Demografie

Im Limmattal herrscht ein Männerüberschuss

Der deutliche Männerüberschuss im Limmattal

Der deutliche Männerüberschuss im Limmattal

Die neusten Zahlen zeigen: Das Limmattal ist ein Paradies für Frauen, denn in sieben von zwölf Gemeinden leben mehr Männer.

Bei der Damenwahl in Aesch, Dietikon, Geroldswil, Oetwil, Schlieren, Unterengstringen und Weiningen würden einige enttäuschte Männer am Rand der Tanzfläche sitzen bleiben. In diesen sieben Gemeinden herrscht Männerüberschuss.

Kaum ist das alte Jahr vorbei, beginnen die Gemeindeverwaltungen zu zählen. Nicht nur das Geld, sondern auch ihre Bürger. Ein Blick auf die Ergebnisse der kantonalen Bevölkerungserhebung des Statistischen Amtes des Kantons Zürich zeigt: Im Limmattal herrscht Männerüberschuss. Und das, obwohl der Kanton Zürich ein «Frauenkanton» ist.

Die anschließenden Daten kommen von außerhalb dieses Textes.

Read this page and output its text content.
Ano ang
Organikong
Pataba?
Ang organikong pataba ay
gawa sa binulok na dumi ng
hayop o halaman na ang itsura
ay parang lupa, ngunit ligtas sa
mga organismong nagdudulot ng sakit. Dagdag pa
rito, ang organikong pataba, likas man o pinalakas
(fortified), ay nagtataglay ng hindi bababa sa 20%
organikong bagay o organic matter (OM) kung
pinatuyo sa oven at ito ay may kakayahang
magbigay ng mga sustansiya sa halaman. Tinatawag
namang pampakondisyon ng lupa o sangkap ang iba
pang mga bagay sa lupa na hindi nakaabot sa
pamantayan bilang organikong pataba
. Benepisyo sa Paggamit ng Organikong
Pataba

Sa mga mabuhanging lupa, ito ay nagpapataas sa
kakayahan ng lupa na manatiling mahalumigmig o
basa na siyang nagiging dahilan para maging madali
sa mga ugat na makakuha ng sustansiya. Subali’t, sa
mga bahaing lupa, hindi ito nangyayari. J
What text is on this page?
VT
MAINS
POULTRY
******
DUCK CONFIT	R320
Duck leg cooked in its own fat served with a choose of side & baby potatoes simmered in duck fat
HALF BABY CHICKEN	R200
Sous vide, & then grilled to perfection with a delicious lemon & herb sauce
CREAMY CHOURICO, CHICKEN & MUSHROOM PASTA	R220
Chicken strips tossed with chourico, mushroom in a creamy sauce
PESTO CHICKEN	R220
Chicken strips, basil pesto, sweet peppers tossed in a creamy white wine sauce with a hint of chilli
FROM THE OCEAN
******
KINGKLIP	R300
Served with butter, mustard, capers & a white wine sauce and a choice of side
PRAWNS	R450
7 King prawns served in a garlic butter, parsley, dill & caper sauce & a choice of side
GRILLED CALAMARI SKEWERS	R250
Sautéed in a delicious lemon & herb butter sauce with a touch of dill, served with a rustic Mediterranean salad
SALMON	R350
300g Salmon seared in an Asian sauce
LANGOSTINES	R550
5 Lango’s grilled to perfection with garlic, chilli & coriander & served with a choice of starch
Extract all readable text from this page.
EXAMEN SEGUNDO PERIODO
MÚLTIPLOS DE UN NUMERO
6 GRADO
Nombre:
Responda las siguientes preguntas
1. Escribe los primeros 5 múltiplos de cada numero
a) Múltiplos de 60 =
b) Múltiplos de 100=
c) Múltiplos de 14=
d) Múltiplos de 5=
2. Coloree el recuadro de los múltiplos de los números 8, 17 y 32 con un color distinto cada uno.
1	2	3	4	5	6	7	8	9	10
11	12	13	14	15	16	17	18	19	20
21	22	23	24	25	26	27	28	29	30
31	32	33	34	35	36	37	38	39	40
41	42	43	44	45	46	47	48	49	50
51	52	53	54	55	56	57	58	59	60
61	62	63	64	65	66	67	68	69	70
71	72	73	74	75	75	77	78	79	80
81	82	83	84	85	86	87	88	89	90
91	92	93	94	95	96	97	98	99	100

Von den rund 1,39 Millionen Zürchern sind 702000 weiblich und 688000 männlich; in Prozenten steht es 50,5 zu 49,5. Splittet man die Altersgruppen auf, zeigt sich aber, dass die Männer in den Altersgruppen bis 55 Jahre – mit Ausnahme der 24 bis 29-Jährigen – in der Überzahl sind. Die Mehrheit stellen die Frauen erst ab 56 Jahren. Das Geschlechterverhältnis, das beziffert, wie viele Frauen im Schnitt auf einen Mann kommen, liegt bei den 0- bis 19-Jährigen bei 0,95, bei den über 79-Jährigen bei 1,8.

Ältere Menschen eher in der Stadt

Ältere Menschen sind eher weiblich, das liegt in der Natur des Menschen. Frauen haben erstens eine höhere Lebenserwartung, zweitens neigen Männer eher zu Risikoverhalten und werden deshalb weniger alt. Dass im Limmattal und insbesondere in Dietikon und Schlieren mehr Männer als Frauen leben, ist daher eher ungewöhnlich. Ältere Menschen leben im Normalfall lieber in der Stadt, weil dort die wichtigsten Angebote wie Einkaufsmöglichkeiten und medizinische Versorgung nahe liegen.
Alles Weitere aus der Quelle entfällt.